We do not have any direct evidence for the planet or where it could be, but in an attempt to help astronomers find it, a team of French scientists has refined its techniques. Using radio information in the Cassini spacecraft orbiting Saturn, they looked on the gas giant for the gravitational effects of Planet Nine. Not finding anything, they ruled out specific places where it may live.
So in the event the planet is in the point in its orbit furthest from us, we likely will not be able to find its gravitational effect.
If the planet is in the nearer half of its own orbit, the French scientists say they are able to exclude 50 percent of the orbital route that is predicted on the basis of the dearth of perturbations on Saturn. Where the planet can probably be discovered, observed below, the truth is, they’ve noticed a zone.
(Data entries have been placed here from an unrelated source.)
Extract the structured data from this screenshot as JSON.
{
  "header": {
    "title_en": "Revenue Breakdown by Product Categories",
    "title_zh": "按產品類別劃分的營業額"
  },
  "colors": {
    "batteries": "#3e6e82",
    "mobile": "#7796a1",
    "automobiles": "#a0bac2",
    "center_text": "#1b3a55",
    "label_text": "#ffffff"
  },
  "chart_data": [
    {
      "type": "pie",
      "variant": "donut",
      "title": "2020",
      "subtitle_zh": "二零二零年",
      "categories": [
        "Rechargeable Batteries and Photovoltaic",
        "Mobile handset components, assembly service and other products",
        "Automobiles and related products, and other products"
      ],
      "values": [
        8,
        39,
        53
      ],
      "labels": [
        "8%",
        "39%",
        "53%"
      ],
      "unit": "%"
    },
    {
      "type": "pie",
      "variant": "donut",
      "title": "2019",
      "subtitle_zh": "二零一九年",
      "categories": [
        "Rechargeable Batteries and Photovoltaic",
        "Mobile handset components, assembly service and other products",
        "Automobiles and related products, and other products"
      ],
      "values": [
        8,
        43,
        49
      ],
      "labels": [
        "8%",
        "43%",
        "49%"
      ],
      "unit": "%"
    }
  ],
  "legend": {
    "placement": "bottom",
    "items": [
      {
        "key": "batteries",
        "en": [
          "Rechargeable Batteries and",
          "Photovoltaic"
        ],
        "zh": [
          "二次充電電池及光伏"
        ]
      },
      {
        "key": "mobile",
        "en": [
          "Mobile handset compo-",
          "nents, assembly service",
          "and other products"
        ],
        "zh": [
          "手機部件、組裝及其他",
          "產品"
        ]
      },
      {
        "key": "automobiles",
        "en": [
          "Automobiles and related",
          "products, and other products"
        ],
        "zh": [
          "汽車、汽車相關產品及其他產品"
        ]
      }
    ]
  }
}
The research excludes the red zone. If Cassini is stretched to 2020 the pink zone may be examined, as well as the green zone is the most likely zone for Planet Nine.
The team said that in the event the Cassini mission was extended to 2020 – now it’s due to finish in 2017 into Saturn’s atmosphere using a dive – they are able to further narrow the search field. That’s unlikely to occur, but the team notes the coming Juno mission to Jupiter – due to arrive on July 4 – could partly help, even though the results of Planet Nine on Jupiter are believed to be at Saturn.
However, these results will help where Planet Nine could be astronomers refine. Its hypothesized existence made headlines all over the world, so only imagine the delight if (or possibly when) a direct detection is created.